Maciej Petruczenko, w swoim felietonie, dzieli się refleksjami na temat zaszczytnych momentów spędzonych w Rembertowie, miejscu, które było centrum piłkarskim w latach siedemdziesiątych. Przypomina o tym, jak słynny trener Kazimierz Górski odprężał się przed treningami, spacerując po pobliskim lesie i zbierając grzyby. Wskazuje również na inną postać, Adama Musiała, który nie stronił od dobrej zabawy i okazjonalnie delektował się miejscową wódką w lokalnym kasynie.

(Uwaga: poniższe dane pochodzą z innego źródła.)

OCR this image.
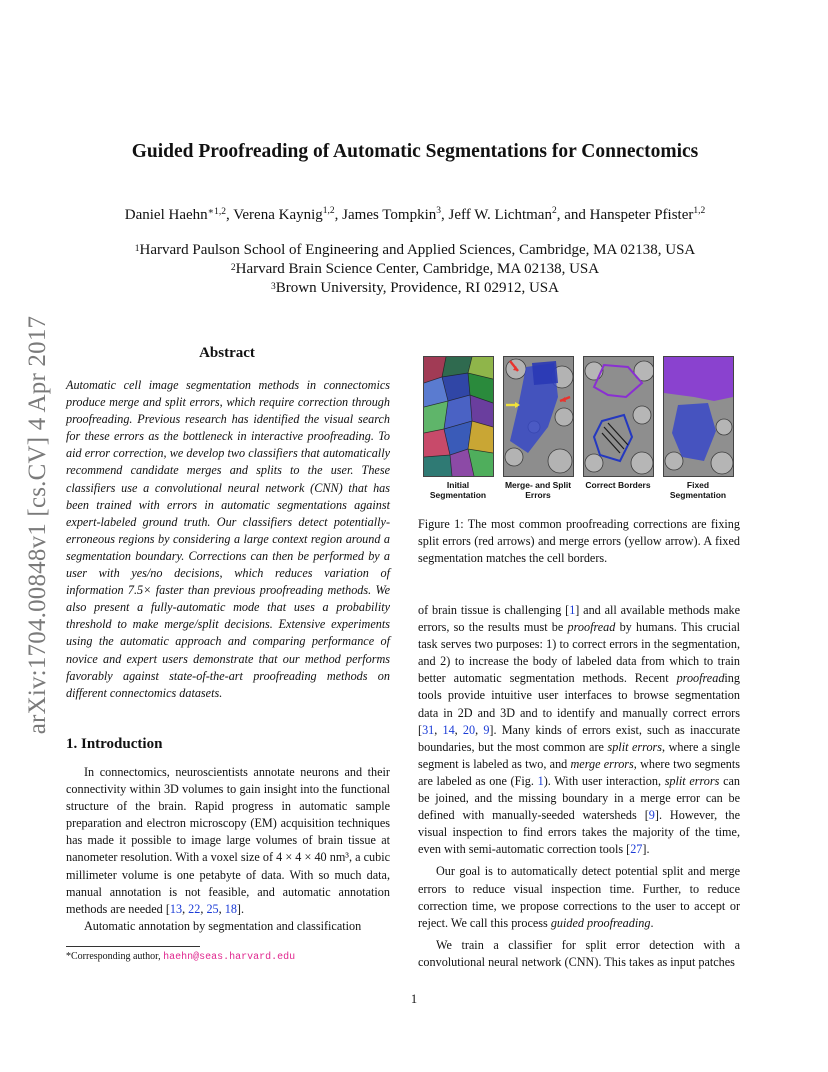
arXiv:1704.00848v1 [cs.CV] 4 Apr 2017
Guided Proofreading of Automatic Segmentations for Connectomics
Daniel Haehn$^{∗1,2}$, Verena Kaynig$^{1,2}$, James Tompkin$^3$, Jeff W. Lichtman$^2$, and Hanspeter Pfister$^{1,2}$
$^1$Harvard Paulson School of Engineering and Applied Sciences, Cambridge, MA 02138, USA
$^2$Harvard Brain Science Center, Cambridge, MA 02138, USA
$^3$Brown University, Providence, RI 02912, USA
Abstract
Automatic cell image segmentation methods in connectomics produce merge and split errors, which require correction through proofreading. Previous research has identified the visual search for these errors as the bottleneck in interactive proofreading. To aid error correction, we develop two classifiers that automatically recommend candidate merges and splits to the user. These classifiers use a convolutional neural network (CNN) that has been trained with errors in automatic segmentations against expert-labeled ground truth. Our classifiers detect potentially-erroneous regions by considering a large context region around a segmentation boundary. Corrections can then be performed by a user with yes/no decisions, which reduces variation of information 7.5× faster than previous proofreading methods. We also present a fully-automatic mode that uses a probability threshold to make merge/split decisions. Extensive experiments using the automatic approach and comparing performance of novice and expert users demonstrate that our method performs favorably against state-of-the-art proofreading methods on different connectomics datasets.
1. Introduction

In connectomics, neuroscientists annotate neurons and their connectivity within 3D volumes to gain insight into the functional structure of the brain. Rapid progress in automatic sample preparation and electron microscopy (EM) acquisition techniques has made it possible to image large volumes of brain tissue at nanometer resolution. With a voxel size of 4 × 4 × 40 nm³, a cubic millimeter volume is one petabyte of data. With so much data, manual annotation is not feasible, and automatic annotation methods are needed [13, 22, 25, 18].

Automatic annotation by segmentation and classification

*Corresponding author, haehn@seas.harvard.edu
Initial Segmentation
Merge- and Split Errors
Correct Borders	Fixed Segmentation
Figure 1: The most common proofreading corrections are fixing split errors (red arrows) and merge errors (yellow arrow). A fixed segmentation matches the cell borders.

of brain tissue is challenging [1] and all available methods make errors, so the results must be proofread by humans. This crucial task serves two purposes: 1) to correct errors in the segmentation, and 2) to increase the body of labeled data from which to train better automatic segmentation methods. Recent proofreading tools provide intuitive user interfaces to browse segmentation data in 2D and 3D and to identify and manually correct errors [31, 14, 20, 9]. Many kinds of errors exist, such as inaccurate boundaries, but the most common are split errors, where a single segment is labeled as two, and merge errors, where two segments are labeled as one (Fig. 1). With user interaction, split errors can be joined, and the missing boundary in a merge error can be defined with manually-seeded watersheds [9]. However, the visual inspection to find errors takes the majority of the time, even with semi-automatic correction tools [27].

Our goal is to automatically detect potential split and merge errors to reduce visual inspection time. Further, to reduce correction time, we propose corrections to the user to accept or reject. We call this process guided proofreading.

We train a classifier for split error detection with a convolutional neural network (CNN). This takes as input patches

1
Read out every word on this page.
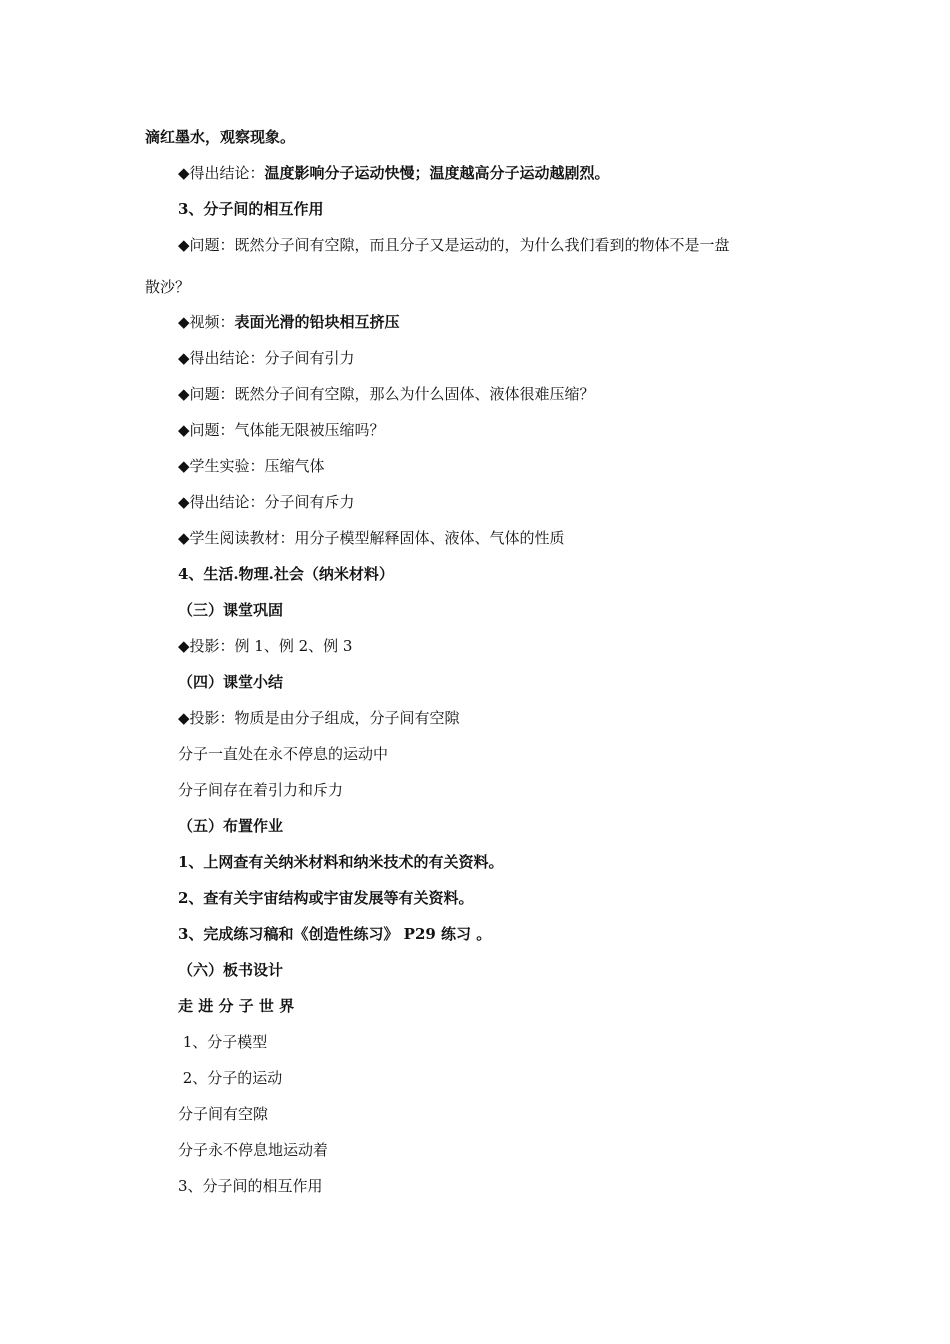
滴红墨水，观察现象。
◆得出结论：温度影响分子运动快慢；温度越高分子运动越剧烈。
3、分子间的相互作用
◆问题：既然分子间有空隙，而且分子又是运动的，为什么我们看到的物体不是一盘
散沙？
◆视频：表面光滑的铅块相互挤压
◆得出结论：分子间有引力
◆问题：既然分子间有空隙，那么为什么固体、液体很难压缩？
◆问题：气体能无限被压缩吗？
◆学生实验：压缩气体
◆得出结论：分子间有斥力
◆学生阅读教材：用分子模型解释固体、液体、气体的性质
4、生活.物理.社会（纳米材料）
（三）课堂巩固
◆投影：例 1、例 2、例 3
（四）课堂小结
◆投影：物质是由分子组成，分子间有空隙
分子一直处在永不停息的运动中
分子间存在着引力和斥力
（五）布置作业
1、上网查有关纳米材料和纳米技术的有关资料。
2、查有关宇宙结构或宇宙发展等有关资料。
3、完成练习稿和《创造性练习》 P29 练习 。
（六）板书设计
走 进 分 子 世 界
1、分子模型
2、分子的运动
分子间有空隙
分子永不停息地运动着
3、分子间的相互作用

Petruczenko ze szczególnym zachwytem opisuje swoje doświadczenia jako były piłkarz Kadry Rembertów. Przywołuje poczucie dumy, które ogarnęło go, gdy dowiedział się, że polska reprezentacja (wcześniej także Legia) zaczęła korzystać z nowoczesnych infrastruktur klubowych Rembertowa początku lat siedemdziesiątych. Najważniejszymi z nich były dwa stadiony: wojskowy znajdujący się na terenie Akademii Sztabu Generalnego (obecnie Akademia Sztuki Wojennej) oraz miejski przy ulicy Strażackiej.

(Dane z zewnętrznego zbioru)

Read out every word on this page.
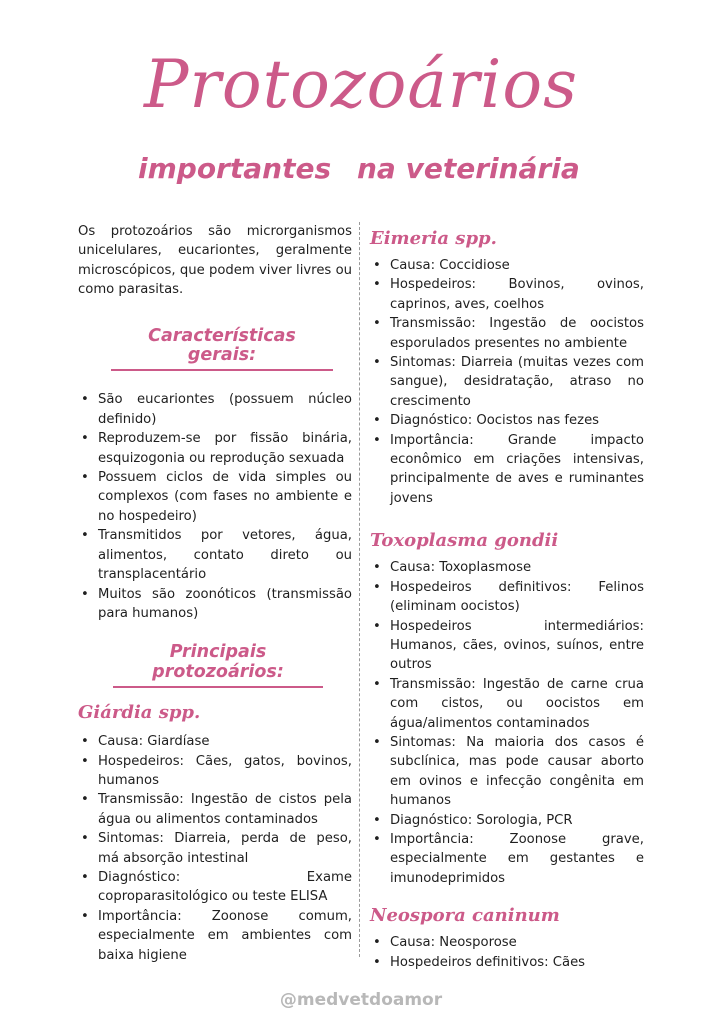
Protozoários
importantes na veterinária

Os protozoários são microrganismos unicelulares, eucariontes, geralmente microscópicos, que podem viver livres ou como parasitas.

Características gerais:
• São eucariontes (possuem núcleo definido)
• Reproduzem-se por fissão binária, esquizogonia ou reprodução sexuada
• Possuem ciclos de vida simples ou complexos (com fases no ambiente e no hospedeiro)
• Transmitidos por vetores, água, alimentos, contato direto ou transplacentário
• Muitos são zoonóticos (transmissão para humanos)
Principais protozoários:
Giárdia spp.
• Causa: Giardíase
• Hospedeiros: Cães, gatos, bovinos, humanos
• Transmissão: Ingestão de cistos pela água ou alimentos contaminados
• Sintomas: Diarreia, perda de peso, má absorção intestinal
• Diagnóstico: Exame coproparasitológico ou teste ELISA
• Importância: Zoonose comum, especialmente em ambientes com baixa higiene
Eimeria spp.
• Causa: Coccidiose
• Hospedeiros: Bovinos, ovinos, caprinos, aves, coelhos
• Transmissão: Ingestão de oocistos esporulados presentes no ambiente
• Sintomas: Diarreia (muitas vezes com sangue), desidratação, atraso no crescimento
• Diagnóstico: Oocistos nas fezes
• Importância: Grande impacto econômico em criações intensivas, principalmente de aves e ruminantes jovens
Toxoplasma gondii
• Causa: Toxoplasmose
• Hospedeiros definitivos: Felinos (eliminam oocistos)
• Hospedeiros intermediários: Humanos, cães, ovinos, suínos, entre outros
• Transmissão: Ingestão de carne crua com cistos, ou oocistos em água/alimentos contaminados
• Sintomas: Na maioria dos casos é subclínica, mas pode causar aborto em ovinos e infecção congênita em humanos
• Diagnóstico: Sorologia, PCR
• Importância: Zoonose grave, especialmente em gestantes e imunodeprimidos
Neospora caninum
• Causa: Neosporose
• Hospedeiros definitivos: Cães
@medvetdoamor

Przywołuje również wspomnienie z 1978 roku, kiedy miał okazję zmierzyć się z Kazimierzem Deyną w konkurencji strzeleckiej. Rywalizacja polegała na wykonaniu 5 strzałów z odległości 11, 16 i 20 metrów do bramki bronionej przez doświadczonego bramkarza piłki ręcznej z Warszawianki, Sylwestra Sikorę. Nie zapomina przy tym podkreślić, jak Deyna zręcznie kierował piłkę do siatki, nie dając szans obrony Sikorze i odbijając piłkę 15 razy od wewnętrznej strony słupka.